Guelph will have Green Party MPP Schreiner and “whoever the Green nominee is for Guelph, there will be a Green MP, because that's the way things are moving,” said May.
“The Mike phenomenon in Kitchener helped elect a fantastic new MPP. So there's a synergy in this area, and a desire, I think, for strong independence, progressive voices in politics. And so of course, Guelph is top of mind for us,” said Pedneault.
Whether there are different parties at different levels of governments it’s about working together to get things done, May said.

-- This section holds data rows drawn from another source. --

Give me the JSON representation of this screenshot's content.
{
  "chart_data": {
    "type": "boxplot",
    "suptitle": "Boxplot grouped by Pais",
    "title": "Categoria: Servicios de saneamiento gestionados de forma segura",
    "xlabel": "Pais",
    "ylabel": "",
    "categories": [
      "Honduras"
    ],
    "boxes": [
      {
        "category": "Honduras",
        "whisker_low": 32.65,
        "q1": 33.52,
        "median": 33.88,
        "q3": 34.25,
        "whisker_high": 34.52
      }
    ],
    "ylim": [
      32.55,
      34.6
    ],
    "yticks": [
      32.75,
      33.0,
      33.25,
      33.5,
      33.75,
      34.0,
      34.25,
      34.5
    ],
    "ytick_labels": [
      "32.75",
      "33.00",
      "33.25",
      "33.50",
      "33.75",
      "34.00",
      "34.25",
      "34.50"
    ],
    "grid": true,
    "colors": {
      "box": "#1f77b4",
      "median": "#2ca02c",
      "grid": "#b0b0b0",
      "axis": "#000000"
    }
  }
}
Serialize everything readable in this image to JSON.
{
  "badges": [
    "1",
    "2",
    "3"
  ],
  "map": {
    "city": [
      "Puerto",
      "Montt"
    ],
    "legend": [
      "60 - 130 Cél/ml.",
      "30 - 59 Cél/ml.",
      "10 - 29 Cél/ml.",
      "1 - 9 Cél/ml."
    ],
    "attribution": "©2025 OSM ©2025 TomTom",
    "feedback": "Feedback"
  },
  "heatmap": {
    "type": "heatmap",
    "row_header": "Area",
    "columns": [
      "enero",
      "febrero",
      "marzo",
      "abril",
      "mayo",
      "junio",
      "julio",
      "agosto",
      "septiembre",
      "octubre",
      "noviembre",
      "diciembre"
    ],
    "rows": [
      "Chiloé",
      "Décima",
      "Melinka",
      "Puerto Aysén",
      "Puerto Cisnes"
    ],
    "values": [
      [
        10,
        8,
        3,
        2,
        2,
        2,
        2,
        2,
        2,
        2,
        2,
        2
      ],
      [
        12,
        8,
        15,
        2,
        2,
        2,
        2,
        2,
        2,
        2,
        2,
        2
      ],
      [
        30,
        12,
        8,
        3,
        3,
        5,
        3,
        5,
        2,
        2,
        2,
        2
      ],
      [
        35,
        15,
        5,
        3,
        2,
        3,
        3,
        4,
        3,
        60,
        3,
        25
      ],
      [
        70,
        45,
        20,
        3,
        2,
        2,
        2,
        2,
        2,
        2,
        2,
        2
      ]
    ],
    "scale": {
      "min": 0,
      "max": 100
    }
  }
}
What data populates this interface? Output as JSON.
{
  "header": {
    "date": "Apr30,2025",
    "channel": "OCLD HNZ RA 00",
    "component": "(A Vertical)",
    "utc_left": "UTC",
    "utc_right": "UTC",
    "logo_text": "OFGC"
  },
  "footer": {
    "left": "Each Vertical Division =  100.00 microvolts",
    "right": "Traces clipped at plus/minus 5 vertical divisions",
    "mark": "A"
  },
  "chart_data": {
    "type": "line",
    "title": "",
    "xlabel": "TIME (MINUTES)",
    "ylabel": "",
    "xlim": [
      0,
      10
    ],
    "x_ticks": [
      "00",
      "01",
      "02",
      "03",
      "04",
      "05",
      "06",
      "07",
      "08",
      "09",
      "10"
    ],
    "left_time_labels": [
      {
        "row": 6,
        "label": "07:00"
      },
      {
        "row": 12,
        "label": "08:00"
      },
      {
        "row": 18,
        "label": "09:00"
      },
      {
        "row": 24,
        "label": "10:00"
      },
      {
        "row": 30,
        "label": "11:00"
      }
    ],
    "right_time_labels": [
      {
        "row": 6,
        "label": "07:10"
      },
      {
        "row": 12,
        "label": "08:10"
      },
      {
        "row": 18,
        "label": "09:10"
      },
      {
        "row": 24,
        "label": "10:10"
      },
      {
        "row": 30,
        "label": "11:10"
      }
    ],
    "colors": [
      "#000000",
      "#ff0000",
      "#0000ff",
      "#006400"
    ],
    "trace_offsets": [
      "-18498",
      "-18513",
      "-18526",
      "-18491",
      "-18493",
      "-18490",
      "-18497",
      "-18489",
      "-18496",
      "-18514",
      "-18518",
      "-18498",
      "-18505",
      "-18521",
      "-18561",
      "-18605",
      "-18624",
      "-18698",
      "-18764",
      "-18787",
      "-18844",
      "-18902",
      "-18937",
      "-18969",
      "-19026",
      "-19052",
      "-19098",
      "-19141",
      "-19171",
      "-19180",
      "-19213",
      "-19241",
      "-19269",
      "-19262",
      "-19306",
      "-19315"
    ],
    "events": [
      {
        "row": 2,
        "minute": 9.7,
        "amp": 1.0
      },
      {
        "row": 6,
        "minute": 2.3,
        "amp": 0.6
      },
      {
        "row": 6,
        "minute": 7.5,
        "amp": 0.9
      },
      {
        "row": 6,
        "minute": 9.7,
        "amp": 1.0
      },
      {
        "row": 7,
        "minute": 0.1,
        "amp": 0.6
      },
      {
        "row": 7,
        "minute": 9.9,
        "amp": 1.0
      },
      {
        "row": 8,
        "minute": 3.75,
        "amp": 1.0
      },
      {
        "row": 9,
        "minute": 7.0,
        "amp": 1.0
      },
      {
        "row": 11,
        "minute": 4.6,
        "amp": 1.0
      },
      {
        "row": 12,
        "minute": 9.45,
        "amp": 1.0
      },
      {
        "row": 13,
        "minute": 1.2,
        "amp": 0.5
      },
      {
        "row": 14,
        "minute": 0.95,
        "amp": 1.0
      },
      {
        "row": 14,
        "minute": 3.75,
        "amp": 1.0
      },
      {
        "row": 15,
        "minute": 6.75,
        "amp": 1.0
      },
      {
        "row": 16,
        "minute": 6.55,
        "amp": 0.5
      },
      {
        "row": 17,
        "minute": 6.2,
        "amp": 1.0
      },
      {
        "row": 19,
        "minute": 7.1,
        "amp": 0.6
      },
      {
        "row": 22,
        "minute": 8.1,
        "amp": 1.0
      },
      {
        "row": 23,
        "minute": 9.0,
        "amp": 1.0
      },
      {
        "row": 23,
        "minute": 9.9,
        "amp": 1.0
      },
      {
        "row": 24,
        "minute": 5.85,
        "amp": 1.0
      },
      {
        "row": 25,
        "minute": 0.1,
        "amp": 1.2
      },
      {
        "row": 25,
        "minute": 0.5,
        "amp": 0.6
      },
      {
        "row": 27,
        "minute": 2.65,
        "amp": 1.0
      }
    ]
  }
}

“Well it just makes it a whole lot easier to work together, when others can see that the goal isn't a political wedge, but it's actually a community interest. And that's why I'm excited about the possibility of Guelph electing a Green MP is to work alongside that person on our communities shared priorities,” said Morrice.
Shared priorities like housing and transportation. He gave an example about challenges of the GO train between Guelph to Kitchener and Guelph to Toronto.
Issues like the Ontario Disability Support Program, guaranteed income, housing affordability, electoral reform were echoed between politicians and community members during the question and answer session of the event.
Audience member Nadine Lamothe brought the conversation back to the environment with her comment.
“I know that our political system is imperfect. But I vote Green because your job is to keep their feet to the environmental fire. Please keep doing that. Please keep coming up with ideas for housing that will make it greener. Ideas for health care that will make it greener. Please do those things. Because in my view, that's your job,” said Lamothe.
In conversations with May and Schreiner, Morrice said they often bring up how the housing crisis and climate crisis are interconnected.
And how the cost of living is rising “in large part because of the oil and gas companies that are gouging us and how that could be reinvested in home energy retrofits for people to take action on the climate crisis,” he said.
In May’s speech she noted the affordability crisis and questioned why income is taxed and not excess profits like the “... hundreds of billions of dollars every quarter being pulled in by the fossil fuel logging, the fossil fuel industries. Why aren't we taking that money to make sure that nobody in downtown Guelph is living in a tent?”
Although she knows it will be hard, she thinks the climate crisis should be stopped before “it becomes a prescription for an unlivable world for our children and grandchildren. We can't let that happen. We have a moral responsibility.”